Digital Leaders: Over the last year and half, I've taken a particular interest in digital transformation within the non-corporate sector, and the resources and articles on the Digital Leaders site are always thought provoking and inspiring, covering themes such as diversity, accessibility, government and cyber resilience.
Google Alerts: The inclusion of Google Alerts as well as Twitter makes me reflect that a key part of my PKM is creating channels that allow for serendipity; so rather than relying on specific publications or resources, I set up funnels through which content can flow. I currently have alerts set specifically for "digital government" and "digital nations", feeding me through a digest of latest articles and headlines each week and often from sources that I wouldn't be individually monitoring.
- Are we smart enough to know how smart animals are? Books... I'm going to be a little controversial, and say that books remain a key part of helping me do my job. As a researcher (and bibliophile), it helps to be able to see your main field of interest through fresh eyes and reading books such as "Are we smart enough to know how smart animals are?" or "Reality is Broken" help challenge my thinking about the world we live in and how we interact as humans, something which is key as we tackle questions such as how (and why) to encourage collaborative working and how to build meaningful and effective digital worlds of work.

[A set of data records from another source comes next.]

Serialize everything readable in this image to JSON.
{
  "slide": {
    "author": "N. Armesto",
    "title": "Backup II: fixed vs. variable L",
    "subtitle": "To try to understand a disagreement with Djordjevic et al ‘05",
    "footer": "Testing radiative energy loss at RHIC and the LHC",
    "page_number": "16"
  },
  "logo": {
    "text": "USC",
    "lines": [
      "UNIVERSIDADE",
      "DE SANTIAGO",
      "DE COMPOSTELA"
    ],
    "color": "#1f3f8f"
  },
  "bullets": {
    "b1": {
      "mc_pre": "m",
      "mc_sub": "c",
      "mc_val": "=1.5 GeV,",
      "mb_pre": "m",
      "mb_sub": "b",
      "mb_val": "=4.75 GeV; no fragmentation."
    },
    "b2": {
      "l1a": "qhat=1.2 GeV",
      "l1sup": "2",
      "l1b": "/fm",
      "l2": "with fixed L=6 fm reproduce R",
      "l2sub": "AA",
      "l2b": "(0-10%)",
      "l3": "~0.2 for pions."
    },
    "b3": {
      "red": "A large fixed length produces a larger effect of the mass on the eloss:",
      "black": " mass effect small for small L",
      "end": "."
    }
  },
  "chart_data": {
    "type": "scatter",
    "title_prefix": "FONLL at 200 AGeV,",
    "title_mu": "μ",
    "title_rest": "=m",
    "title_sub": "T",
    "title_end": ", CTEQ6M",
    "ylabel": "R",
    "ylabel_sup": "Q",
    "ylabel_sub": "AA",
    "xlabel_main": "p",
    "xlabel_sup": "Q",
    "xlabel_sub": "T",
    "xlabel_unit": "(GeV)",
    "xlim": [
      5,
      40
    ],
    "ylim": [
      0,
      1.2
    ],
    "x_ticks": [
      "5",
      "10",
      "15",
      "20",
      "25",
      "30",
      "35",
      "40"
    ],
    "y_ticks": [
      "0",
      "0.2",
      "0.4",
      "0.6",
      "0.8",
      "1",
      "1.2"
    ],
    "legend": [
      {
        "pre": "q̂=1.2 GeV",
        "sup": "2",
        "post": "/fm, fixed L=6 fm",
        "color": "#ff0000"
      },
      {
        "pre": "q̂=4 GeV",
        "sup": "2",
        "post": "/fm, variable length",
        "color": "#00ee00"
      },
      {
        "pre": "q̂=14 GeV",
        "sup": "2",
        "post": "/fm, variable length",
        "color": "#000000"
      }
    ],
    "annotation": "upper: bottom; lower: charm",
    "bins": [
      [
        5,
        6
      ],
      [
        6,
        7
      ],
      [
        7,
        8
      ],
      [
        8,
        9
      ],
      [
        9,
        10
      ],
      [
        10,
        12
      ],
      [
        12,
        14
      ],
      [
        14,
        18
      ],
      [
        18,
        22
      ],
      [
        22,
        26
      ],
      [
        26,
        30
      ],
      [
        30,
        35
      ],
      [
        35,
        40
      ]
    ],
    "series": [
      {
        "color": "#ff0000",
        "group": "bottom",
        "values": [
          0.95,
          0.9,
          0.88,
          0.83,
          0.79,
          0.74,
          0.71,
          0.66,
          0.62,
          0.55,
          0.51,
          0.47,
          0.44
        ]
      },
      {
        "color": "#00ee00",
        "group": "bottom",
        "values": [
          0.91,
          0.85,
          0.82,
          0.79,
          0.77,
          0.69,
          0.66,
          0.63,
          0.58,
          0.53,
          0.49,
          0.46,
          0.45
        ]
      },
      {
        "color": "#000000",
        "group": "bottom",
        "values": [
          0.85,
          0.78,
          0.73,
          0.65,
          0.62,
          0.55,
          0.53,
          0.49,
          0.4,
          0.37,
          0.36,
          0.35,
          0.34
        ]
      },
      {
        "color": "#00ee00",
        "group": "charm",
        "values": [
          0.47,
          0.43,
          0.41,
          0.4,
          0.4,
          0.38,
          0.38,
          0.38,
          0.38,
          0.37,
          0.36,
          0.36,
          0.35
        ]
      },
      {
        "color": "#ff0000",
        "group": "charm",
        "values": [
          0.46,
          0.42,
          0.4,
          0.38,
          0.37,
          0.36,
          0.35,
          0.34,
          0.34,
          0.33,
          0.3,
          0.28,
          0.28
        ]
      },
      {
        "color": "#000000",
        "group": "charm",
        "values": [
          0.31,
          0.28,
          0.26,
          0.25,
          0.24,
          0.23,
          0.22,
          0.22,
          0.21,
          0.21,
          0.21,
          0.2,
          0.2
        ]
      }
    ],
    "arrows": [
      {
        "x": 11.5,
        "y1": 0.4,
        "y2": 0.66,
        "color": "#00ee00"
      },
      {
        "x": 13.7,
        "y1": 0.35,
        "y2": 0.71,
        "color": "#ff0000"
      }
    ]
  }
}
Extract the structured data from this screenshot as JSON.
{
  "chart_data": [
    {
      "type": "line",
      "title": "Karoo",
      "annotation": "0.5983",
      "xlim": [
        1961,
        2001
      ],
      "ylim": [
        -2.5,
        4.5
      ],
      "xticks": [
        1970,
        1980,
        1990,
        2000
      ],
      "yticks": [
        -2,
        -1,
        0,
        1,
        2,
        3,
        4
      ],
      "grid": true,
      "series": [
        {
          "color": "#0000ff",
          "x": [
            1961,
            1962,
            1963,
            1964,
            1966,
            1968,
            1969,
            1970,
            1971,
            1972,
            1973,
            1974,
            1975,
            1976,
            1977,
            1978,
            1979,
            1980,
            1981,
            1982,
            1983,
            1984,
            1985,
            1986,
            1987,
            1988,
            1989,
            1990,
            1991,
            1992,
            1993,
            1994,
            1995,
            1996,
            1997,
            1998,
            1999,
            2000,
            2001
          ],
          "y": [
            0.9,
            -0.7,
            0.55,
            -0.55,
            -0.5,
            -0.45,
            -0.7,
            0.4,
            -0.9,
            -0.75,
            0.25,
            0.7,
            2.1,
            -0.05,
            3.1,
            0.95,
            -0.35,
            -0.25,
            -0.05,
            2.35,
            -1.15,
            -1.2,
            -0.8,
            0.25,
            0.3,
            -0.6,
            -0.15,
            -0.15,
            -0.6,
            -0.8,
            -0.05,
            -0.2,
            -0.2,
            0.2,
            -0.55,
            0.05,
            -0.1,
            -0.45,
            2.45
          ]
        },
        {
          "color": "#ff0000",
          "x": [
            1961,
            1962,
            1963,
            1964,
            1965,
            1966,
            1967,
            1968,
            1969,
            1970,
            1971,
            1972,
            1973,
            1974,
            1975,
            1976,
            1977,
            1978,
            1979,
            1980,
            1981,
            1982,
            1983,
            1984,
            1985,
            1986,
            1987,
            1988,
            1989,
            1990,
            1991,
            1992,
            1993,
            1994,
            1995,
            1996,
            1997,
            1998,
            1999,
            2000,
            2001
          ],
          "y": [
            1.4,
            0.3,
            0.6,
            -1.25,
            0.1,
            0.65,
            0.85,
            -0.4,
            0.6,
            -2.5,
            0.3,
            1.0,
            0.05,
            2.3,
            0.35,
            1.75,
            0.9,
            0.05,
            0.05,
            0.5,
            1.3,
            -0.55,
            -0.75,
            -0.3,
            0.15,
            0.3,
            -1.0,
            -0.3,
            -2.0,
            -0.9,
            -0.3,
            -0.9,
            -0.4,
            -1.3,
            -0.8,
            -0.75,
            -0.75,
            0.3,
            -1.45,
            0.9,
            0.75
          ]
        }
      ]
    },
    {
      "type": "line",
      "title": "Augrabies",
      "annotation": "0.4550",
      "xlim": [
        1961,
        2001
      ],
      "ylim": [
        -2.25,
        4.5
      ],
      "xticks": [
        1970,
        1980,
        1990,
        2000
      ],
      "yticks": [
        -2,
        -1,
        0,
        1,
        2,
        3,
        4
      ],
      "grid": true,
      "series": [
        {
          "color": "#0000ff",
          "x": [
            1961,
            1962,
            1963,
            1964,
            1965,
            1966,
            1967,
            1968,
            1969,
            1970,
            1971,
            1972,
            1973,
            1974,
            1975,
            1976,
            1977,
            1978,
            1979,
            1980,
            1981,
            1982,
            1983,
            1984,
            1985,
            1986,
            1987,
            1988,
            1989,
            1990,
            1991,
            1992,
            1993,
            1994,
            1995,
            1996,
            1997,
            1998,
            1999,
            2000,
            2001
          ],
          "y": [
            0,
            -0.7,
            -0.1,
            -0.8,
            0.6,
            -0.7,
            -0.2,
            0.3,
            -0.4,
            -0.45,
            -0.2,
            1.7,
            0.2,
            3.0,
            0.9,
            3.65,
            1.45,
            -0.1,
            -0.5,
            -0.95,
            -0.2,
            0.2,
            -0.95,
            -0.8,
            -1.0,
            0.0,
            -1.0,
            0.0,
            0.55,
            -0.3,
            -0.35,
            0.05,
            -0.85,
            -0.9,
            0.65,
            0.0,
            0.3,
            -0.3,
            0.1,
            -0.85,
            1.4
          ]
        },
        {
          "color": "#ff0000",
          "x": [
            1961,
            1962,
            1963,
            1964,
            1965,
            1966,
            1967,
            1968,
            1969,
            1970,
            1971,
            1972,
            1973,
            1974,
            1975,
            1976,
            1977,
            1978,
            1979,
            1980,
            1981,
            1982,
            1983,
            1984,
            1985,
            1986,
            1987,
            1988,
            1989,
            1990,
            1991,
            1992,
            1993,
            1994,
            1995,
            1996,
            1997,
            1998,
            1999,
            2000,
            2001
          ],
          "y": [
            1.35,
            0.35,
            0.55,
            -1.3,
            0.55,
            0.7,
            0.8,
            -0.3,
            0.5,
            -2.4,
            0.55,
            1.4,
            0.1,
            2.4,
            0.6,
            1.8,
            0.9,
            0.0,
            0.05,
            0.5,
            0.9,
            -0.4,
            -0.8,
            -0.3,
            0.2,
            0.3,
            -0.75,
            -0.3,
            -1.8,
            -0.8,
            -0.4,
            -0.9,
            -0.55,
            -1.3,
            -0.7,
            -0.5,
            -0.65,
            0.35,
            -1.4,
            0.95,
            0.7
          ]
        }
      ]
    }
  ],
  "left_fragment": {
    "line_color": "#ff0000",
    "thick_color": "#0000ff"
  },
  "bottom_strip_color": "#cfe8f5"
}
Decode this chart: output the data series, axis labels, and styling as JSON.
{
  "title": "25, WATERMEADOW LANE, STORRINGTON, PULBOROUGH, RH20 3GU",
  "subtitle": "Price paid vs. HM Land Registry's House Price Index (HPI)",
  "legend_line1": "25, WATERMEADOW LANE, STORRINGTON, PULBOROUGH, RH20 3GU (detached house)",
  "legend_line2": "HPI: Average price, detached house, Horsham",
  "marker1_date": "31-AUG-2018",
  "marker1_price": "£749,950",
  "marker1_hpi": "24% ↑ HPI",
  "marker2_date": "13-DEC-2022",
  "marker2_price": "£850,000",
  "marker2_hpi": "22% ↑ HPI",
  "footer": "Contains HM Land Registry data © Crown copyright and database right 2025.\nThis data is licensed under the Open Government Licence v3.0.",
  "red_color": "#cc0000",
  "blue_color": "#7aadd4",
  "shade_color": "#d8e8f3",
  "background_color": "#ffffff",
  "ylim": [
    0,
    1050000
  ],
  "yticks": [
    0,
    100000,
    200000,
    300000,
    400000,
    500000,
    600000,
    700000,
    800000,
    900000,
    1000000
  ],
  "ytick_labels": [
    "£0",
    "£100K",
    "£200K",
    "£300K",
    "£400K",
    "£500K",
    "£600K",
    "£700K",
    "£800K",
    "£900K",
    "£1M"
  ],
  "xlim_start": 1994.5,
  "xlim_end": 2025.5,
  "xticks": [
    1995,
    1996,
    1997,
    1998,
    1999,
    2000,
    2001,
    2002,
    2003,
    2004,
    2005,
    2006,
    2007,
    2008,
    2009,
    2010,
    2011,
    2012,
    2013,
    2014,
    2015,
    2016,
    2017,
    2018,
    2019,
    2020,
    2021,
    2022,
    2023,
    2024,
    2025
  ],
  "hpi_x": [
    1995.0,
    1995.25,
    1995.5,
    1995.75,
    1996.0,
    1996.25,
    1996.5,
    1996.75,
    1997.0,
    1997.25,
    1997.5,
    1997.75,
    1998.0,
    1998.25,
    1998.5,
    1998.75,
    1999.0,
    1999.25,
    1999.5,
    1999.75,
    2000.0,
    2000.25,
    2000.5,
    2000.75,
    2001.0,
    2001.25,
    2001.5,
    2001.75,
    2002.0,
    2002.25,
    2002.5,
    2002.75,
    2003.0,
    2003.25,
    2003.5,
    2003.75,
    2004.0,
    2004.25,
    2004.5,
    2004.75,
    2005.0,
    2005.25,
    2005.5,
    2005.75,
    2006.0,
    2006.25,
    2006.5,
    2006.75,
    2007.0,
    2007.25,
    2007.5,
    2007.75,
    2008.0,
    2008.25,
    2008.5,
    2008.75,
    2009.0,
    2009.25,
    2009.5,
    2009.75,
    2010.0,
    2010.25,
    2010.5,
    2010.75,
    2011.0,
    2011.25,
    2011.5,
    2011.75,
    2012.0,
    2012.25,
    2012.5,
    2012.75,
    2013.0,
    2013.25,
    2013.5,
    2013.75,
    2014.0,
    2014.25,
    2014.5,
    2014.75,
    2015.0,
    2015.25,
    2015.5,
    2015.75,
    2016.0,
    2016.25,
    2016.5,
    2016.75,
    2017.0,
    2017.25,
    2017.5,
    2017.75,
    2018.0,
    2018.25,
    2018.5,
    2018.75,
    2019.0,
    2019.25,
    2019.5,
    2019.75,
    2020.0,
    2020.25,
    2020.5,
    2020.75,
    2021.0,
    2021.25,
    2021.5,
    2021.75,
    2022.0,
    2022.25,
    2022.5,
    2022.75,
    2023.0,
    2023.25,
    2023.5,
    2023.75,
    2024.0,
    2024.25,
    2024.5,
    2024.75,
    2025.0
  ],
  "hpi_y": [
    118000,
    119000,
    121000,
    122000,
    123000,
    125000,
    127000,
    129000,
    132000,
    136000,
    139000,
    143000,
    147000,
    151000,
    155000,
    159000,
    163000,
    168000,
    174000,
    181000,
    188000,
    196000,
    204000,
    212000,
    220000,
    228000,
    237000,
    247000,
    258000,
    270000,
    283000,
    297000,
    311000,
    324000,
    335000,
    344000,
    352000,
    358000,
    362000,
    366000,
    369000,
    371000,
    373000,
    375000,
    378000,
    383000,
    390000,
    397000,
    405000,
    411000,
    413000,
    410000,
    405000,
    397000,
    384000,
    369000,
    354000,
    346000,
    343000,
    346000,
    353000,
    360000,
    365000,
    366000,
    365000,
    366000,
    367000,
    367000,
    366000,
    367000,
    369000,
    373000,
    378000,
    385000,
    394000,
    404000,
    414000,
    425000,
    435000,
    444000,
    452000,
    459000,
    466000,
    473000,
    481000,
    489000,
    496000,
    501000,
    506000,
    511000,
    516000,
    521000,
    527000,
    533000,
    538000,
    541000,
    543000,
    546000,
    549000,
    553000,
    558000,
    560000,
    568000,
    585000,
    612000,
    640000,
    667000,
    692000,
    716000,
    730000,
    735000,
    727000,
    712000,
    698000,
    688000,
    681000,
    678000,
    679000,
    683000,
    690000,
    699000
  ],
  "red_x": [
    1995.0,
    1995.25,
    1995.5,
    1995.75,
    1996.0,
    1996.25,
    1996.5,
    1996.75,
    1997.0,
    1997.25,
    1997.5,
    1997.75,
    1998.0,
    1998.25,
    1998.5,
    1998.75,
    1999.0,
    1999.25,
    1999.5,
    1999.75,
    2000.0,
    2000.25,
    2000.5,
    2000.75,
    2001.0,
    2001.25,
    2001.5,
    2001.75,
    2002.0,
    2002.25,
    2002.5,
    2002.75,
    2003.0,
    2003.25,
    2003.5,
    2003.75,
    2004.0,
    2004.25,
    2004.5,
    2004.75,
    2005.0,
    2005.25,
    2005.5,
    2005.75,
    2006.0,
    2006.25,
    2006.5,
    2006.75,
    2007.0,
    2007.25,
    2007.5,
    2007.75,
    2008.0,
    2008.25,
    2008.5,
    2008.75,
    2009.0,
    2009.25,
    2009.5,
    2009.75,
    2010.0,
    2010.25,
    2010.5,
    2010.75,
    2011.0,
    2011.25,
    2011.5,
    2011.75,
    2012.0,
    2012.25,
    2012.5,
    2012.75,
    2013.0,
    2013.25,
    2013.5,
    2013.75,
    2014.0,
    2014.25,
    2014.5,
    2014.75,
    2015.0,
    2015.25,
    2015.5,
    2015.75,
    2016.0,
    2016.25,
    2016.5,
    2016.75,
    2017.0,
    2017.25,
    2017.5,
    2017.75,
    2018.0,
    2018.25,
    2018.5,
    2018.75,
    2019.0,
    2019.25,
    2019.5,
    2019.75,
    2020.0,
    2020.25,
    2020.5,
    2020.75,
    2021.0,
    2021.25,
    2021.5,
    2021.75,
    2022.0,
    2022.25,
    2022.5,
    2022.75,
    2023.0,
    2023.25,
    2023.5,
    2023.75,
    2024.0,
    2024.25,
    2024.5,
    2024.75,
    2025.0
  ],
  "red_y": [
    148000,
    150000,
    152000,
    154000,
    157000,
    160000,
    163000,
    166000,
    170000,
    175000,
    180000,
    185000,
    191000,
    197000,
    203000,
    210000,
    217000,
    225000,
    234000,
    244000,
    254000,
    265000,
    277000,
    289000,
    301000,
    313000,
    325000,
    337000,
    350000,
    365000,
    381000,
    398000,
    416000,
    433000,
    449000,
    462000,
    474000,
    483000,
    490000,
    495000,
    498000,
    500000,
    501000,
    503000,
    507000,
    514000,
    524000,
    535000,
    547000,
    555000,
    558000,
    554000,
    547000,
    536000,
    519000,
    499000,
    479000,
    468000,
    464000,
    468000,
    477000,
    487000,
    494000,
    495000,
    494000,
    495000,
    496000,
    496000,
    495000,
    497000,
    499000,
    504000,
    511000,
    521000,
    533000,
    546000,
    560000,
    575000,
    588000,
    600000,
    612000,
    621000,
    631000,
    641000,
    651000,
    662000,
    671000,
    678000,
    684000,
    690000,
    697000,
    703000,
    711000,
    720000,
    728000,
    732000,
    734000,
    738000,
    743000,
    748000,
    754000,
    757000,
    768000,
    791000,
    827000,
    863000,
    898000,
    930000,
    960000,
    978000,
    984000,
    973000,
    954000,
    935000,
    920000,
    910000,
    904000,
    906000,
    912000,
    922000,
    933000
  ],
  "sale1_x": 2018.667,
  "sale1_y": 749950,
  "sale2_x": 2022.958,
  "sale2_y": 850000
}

- Podbean.com: Over the last year or so, I've truly discovered the joy of podcasts! They're fantastic to listen to in bed, while cooking, and when you want to rest your eyes from screens. Podbean is a hosting platform, with a few of my current favourites: the fictional drama "The Bright Sessions"; "Imaginary Worlds"; "Myths and Legends"; and (as a lifelong Arsenal fan...) "Arsecast" (from the blog Arseblog).
An article in Jinfo I found particularly interesting:
- As a researcher - and consultant - frameworks can be an essential tool to kickstart a new project, remove the risk of blinkered thinking, and both conduct and structure your analysis. As a result, I very much enjoyed "Using research frameworks to solve strategic questions", part of Jinfo's current Research Focus, "Benchmark information roles - Jinfo models of excellence". It provides a good overview of three key models, which are also being explored in more depth within the series.